É pavoroso que estamos no final de 2022 e filmes como os da franquia Pantera Negra ainda são raríssimos. É pavoroso que ainda tenhamos que lidar com sub representação.

Eu sou alguém que detesta ter de atentar para a importância da representatividade, porém estamos nos anos 20 do século 21 e somente agora em 2022 tivemos um filme de super herói liderado primordialmente por mulheres pretas. Minha companheira atentou para essa questão.
Estamos sempre sendo apresentados à representatividade branca, mas as culturas negras e personagens quase nunca possuem destaque.
De novo, é lamentável que essa questão ainda tenha de ser discutida.
A identificação racial é algo sempre presente. A diferença é que a representatividade branca é tratado como o “padrão”, como “algo normal”.
Como vivemos numa era perigosa de histeria pós verdade, é preciso dizer: não se está propondo “guerra racial”, “nós contra eles” ou qualquer coisa que valha. Está se propondo a garantia de direitos iguais.

Uma das definições mais firmes de Afrofuturismo é: obras de ficção especulativa que possuem protagonismo negro, tratam de temática negra e criados a partir da ótica negra.
Por um tempo passei a rejeitar o Afrofuturismo por causa do reducionismo que levam muitos a entender o movimento simplesmente como: “negros no futuro”.
Até que compreendi o óbvio: aquele que cria novas realidades por meio de sua arte cria inevitavelmente novos futuros para a humanidade.
Ah sim, importante ressaltar: Afrofuturismo não é um movimento de nicho, apenas para negros, e sim um movimento cultural, artístico e político que tem por pretensão inspirar todos os povos humanos.
A jornada de dor e conquistas do povo negro é algo potente capaz de fortalecer a mente e o coração de todo mundo.
Outro fator que me fez distanciar do Afrofuturismo foi a pandemia. Se o Afrofuturismo realmente tem como meta inspirar futuros possíveis, como diabos eu poderia pensar em novas realidades quando estávamos afundados na realidade perversa que foram os dois anos de surto pandêmico, isolamento, negacionismo e morte? Assim como todo mundo, fui acometido por uma série de transtornos de ordem psíquica, que envenenaram muito do meu discernimento.

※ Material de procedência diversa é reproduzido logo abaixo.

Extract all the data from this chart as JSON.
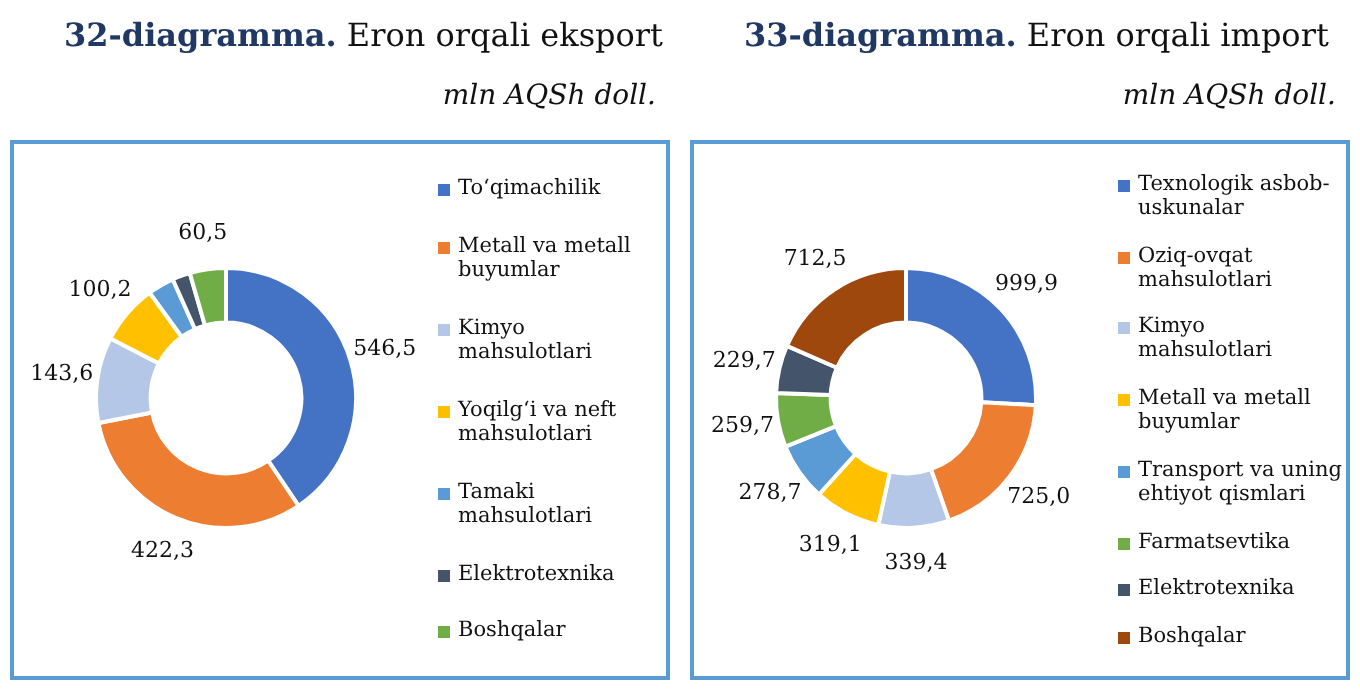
{
  "chart_data": [
    {
      "type": "donut",
      "title": "32-diagramma. Eron orqali eksport",
      "subtitle": "mln AQSh doll.",
      "legend": "right",
      "categories": [
        "To‘qimachilik",
        "Metall va metall buyumlar",
        "Kimyo mahsulotlari",
        "Yoqilg‘i va neft mahsulotlari",
        "Tamaki mahsulotlari",
        "Elektrotexnika",
        "Boshqalar"
      ],
      "values": [
        546.5,
        422.3,
        143.6,
        100.2,
        44,
        30,
        60.5
      ],
      "value_labels": [
        "546,5",
        "422,3",
        "143,6",
        "100,2",
        null,
        null,
        "60,5"
      ],
      "colors": [
        "#4472c4",
        "#ed7d31",
        "#b4c7e7",
        "#ffc000",
        "#5b9bd5",
        "#44546a",
        "#70ad47"
      ]
    },
    {
      "type": "donut",
      "title": "33-diagramma. Eron orqali import",
      "subtitle": "mln AQSh doll.",
      "legend": "right",
      "categories": [
        "Texnologik asbob-uskunalar",
        "Oziq-ovqat mahsulotlari",
        "Kimyo mahsulotlari",
        "Metall va metall buyumlar",
        "Transport va uning ehtiyot qismlari",
        "Farmatsevtika",
        "Elektrotexnika",
        "Boshqalar"
      ],
      "values": [
        999.9,
        725.0,
        339.4,
        319.1,
        278.7,
        259.7,
        229.7,
        712.5
      ],
      "value_labels": [
        "999,9",
        "725,0",
        "339,4",
        "319,1",
        "278,7",
        "259,7",
        "229,7",
        "712,5"
      ],
      "colors": [
        "#4472c4",
        "#ed7d31",
        "#b4c7e7",
        "#ffc000",
        "#5b9bd5",
        "#70ad47",
        "#44546a",
        "#9e480e"
      ]
    }
  ]
}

Aqui aproveito para desculpas para todo mundo que chateei com a minha ladainha anti afrofuturismo. Já critiquei bastante, mas penso que o momento é de ser propositivo. Maldizer menos e fazer mais.
Afrofuturismo não é realidade, é ficção. E por isso mesmo é muito importante. A ficção molda os sonhos e esperanças do mundo. A ficção cria sim novos futuros possíveis. Estamos num momento em que precisamos reafirmar nosso compromisso com as pessoas. Precisamos apresentar novas formas de se pensar, precisamos contribuir mais criando novos caminhos para o imaginário da humanidade.
Desta forma, eu, Fábio Kabral, escritor publicado de ficção especulativa, reassumo o meu lugar como escritor afrofuturista.
Porque o Afrofuturismo é muito maior do que eu. Porque enquanto persistirem as desigualdades raciais que negam a nossa existência no imaginário do mundo, é preciso que exista este movimento inspirador que nos lembra que somos capazes de sonhar tão bem a ponto de criar novas realidades.

Para criar futuros possíveis, precisamos sonhar e lutar pelo direito de tornar nossos sonhos realidade.
Fábio Kabral, escritor afrofuturista, 14/11/2022
Baita texto, já conhecia o termo afrofuturismo há um tempo e agora to me aproximando mais de escritorus e artistes no geral, pesquisando cheguei no seu blog. Gostei de como vc traz definições, imagens e exemplos pro tema bastante acessíveis.
Ainda não assisti Wakanda para Sempre mas vi esses tempos A Mulher Rei e me encantou e chamou a atenção o protagonismo de mulheres pretas em um filme de guerra/guerreiras com produção e orçamento hollywoodianos. Fiquei pensando que tanto essa história pode se encaixar no conceito de afrofuturismo de apontar novos futuros e caminhos (ainda que a partir de um retrato do passado) ou que tanto esse retrato pode chegar em alguns dos mesmos lugares que o afrofuturismo. Vc viu o filme?